18'' by 15'' vivarium with a pot of moist vermiculite in and a 60w heat bulb









and a 1000pound + temperature control touch screen unit 









:lol2: if you mean a polystyrene box thing....i dunno how you make one. my dad likes to make things over the top....hence why i cant use a normal pulse stat for my vivs :whistling2:


----------



## Sarah-Jayne (Jul 4, 2007)

Ok you need....

Big polystyrene box
Heat mat that is the same size as the bottom of the box
Pulse stat for the heat mat
Digital thermometer
Some kind of rack to stand the egg boxes on

Its pretty easy...heres a picture of mine...

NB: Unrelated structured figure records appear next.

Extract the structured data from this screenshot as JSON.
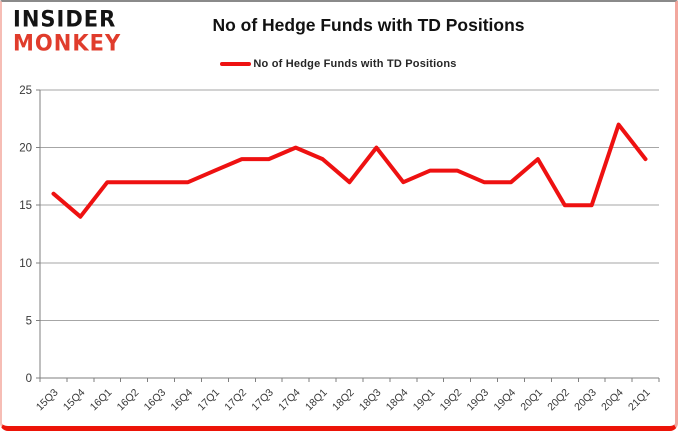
{
  "header": {
    "logo_line1": "INSIDER",
    "logo_line2": "MONKEY",
    "title": "No of Hedge Funds with TD Positions"
  },
  "legend": {
    "label": "No of Hedge Funds with TD Positions"
  },
  "colors": {
    "line": "#ee1111",
    "logo_red": "#e03c2c",
    "logo_black": "#141414",
    "grid": "#a6a6a6",
    "axis": "#7f7f7f",
    "tick_label": "#3a3a3a",
    "bottom_border": "#ec1408"
  },
  "chart_data": {
    "type": "line",
    "title": "No of Hedge Funds with TD Positions",
    "categories": [
      "15Q3",
      "15Q4",
      "16Q1",
      "16Q2",
      "16Q3",
      "16Q4",
      "17Q1",
      "17Q2",
      "17Q3",
      "17Q4",
      "18Q1",
      "18Q2",
      "18Q3",
      "18Q4",
      "19Q1",
      "19Q2",
      "19Q3",
      "19Q4",
      "20Q1",
      "20Q2",
      "20Q3",
      "20Q4",
      "21Q1"
    ],
    "series": [
      {
        "name": "No of Hedge Funds with TD Positions",
        "values": [
          16,
          14,
          17,
          17,
          17,
          17,
          18,
          19,
          19,
          20,
          19,
          17,
          20,
          17,
          18,
          18,
          17,
          17,
          19,
          15,
          15,
          22,
          19
        ]
      }
    ],
    "xlabel": "",
    "ylabel": "",
    "ylim": [
      0,
      25
    ],
    "yticks": [
      0,
      5,
      10,
      15,
      20,
      25
    ],
    "grid": true,
    "legend_position": "top-center"
  }
}
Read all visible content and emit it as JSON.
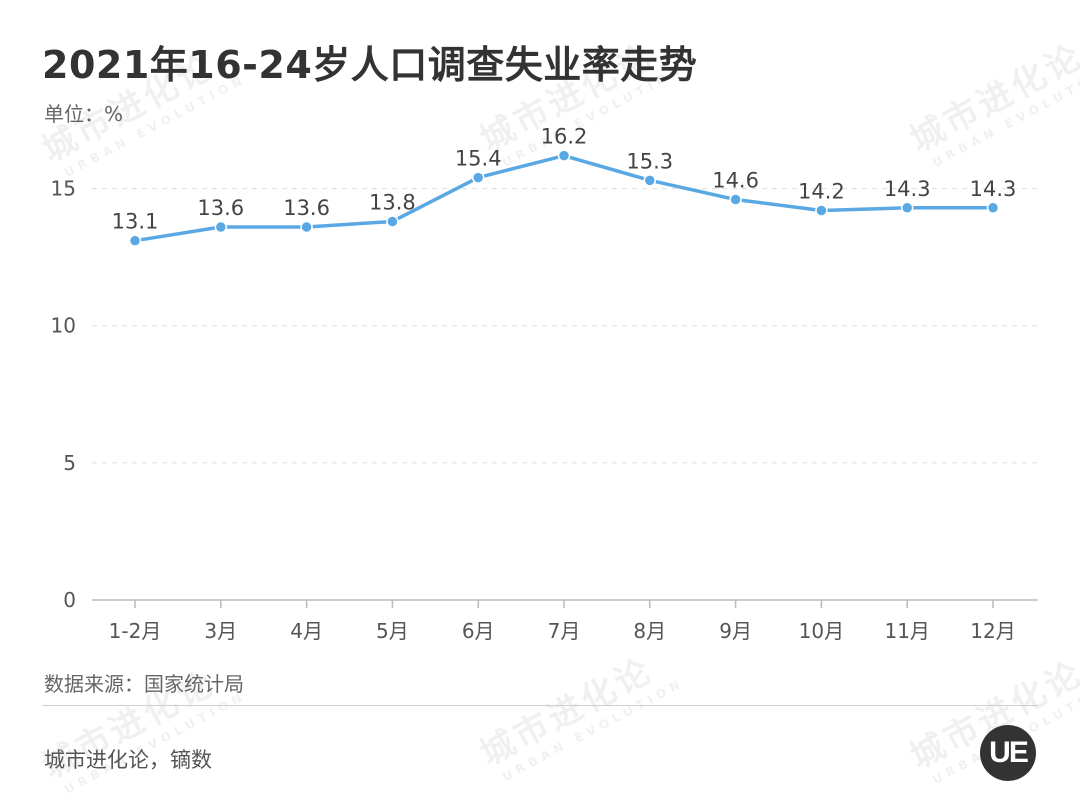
{
  "header": {
    "title": "2021年16-24岁人口调查失业率走势",
    "unit": "单位：%"
  },
  "footer": {
    "source": "数据来源：国家统计局",
    "credit": "城市进化论，镝数"
  },
  "watermark": {
    "cn": "城市进化论",
    "en": "URBAN EVOLUTION",
    "logo": "UE"
  },
  "colors": {
    "line": "#5aa8e3",
    "text": "#333333",
    "grid": "#dddddd",
    "axis": "#bbbbbb"
  },
  "chart_data": {
    "type": "line",
    "categories": [
      "1-2月",
      "3月",
      "4月",
      "5月",
      "6月",
      "7月",
      "8月",
      "9月",
      "10月",
      "11月",
      "12月"
    ],
    "series": [
      {
        "values": [
          13.1,
          13.6,
          13.6,
          13.8,
          15.4,
          16.2,
          15.3,
          14.6,
          14.2,
          14.3,
          14.3
        ]
      }
    ],
    "data_labels": [
      "13.1",
      "13.6",
      "13.6",
      "13.8",
      "15.4",
      "16.2",
      "15.3",
      "14.6",
      "14.2",
      "14.3",
      "14.3"
    ],
    "yticks": [
      0,
      5,
      10,
      15
    ],
    "ylim": [
      0,
      17.5
    ],
    "grid": true,
    "legend": "none"
  }
}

I put the stat probe in one of the egg boxes, the box at the bottom had water in it to keep up the humidity. I also put the probe from the digital thermometer in one of the egg boxes to calibrate the temperature as thermostats are not accurate.


----------



## Captainmatt29 (Feb 28, 2009)

Mouki said:


> 18'' by 15'' vivarium with a pot of moist vermiculite in and a 60w heat bulb
> 
> 
> 
> ...


 
Could i have some details on this because i wouldnt mind getting one : victory:


----------



## robster84 (May 5, 2009)

polybox, heatmat, a shelf, a mat stat, thermometer, hygrometer

polybox was free from aquarium fish shop, already had heat mat but they are available cheaply, mat stat about £20, thermometer and hygrometer about £15


----------



## Big Red One (Oct 17, 2007)

erm...

http://www.reptileforums.co.uk/breeding/132157-home-made-incubators.html


----------



## Mouki (Apr 29, 2009)

messengermatt said:


> Could i have some details on this because i wouldnt mind getting one : victory:


yeah sure....if you wanna pm me any questions on it then 

its pretty good....so far all eggs from it have hatched between 35-45 days inc for female as well. im thinking this is because the temps dont fluctate at all...apart from 0.1degree 

so yep...just pm me what you want to know. I tried other incubators before but this is by far the best


----------



## Richyroo (Jun 7, 2009)

mouki said:


> 18'' by 15'' vivarium with a pot of moist vermiculite in and a 60w heat bulb
> 
> 
> 
> ...


 
wow........................................


----------



## takeoffyourcolours (Apr 11, 2009)

thanks everyone 
will start making one this week! 
: victory:


----------



## takeoffyourcolours (Apr 11, 2009)

edit : just finished making it..
will get pics to see if all you lovely experts approve
all i actually need now is a Pulse stat for the heat mat,
Digital thermometer and
Some kind of rack to stand the egg boxes on:2thumb:


----------



## alan1 (Nov 11, 2008)

all i use is a 3' viv, a shelf inside, a LARGE heatmat (spanning the whole base of the viv), and a pulse stat... never had any problems... simples...


----------



## takeoffyourcolours (Apr 11, 2009)

*just found this, would it be good enough?*

incubator Starter Kit on eBay (end time 16-Jul-09 17:14:01 BST)



or this
http://cgi.ebay.co.uk/ws/eBayISAPI.dll?ViewItem&ssPageName=STRK:MEWAX:IT&item=300329975115


----------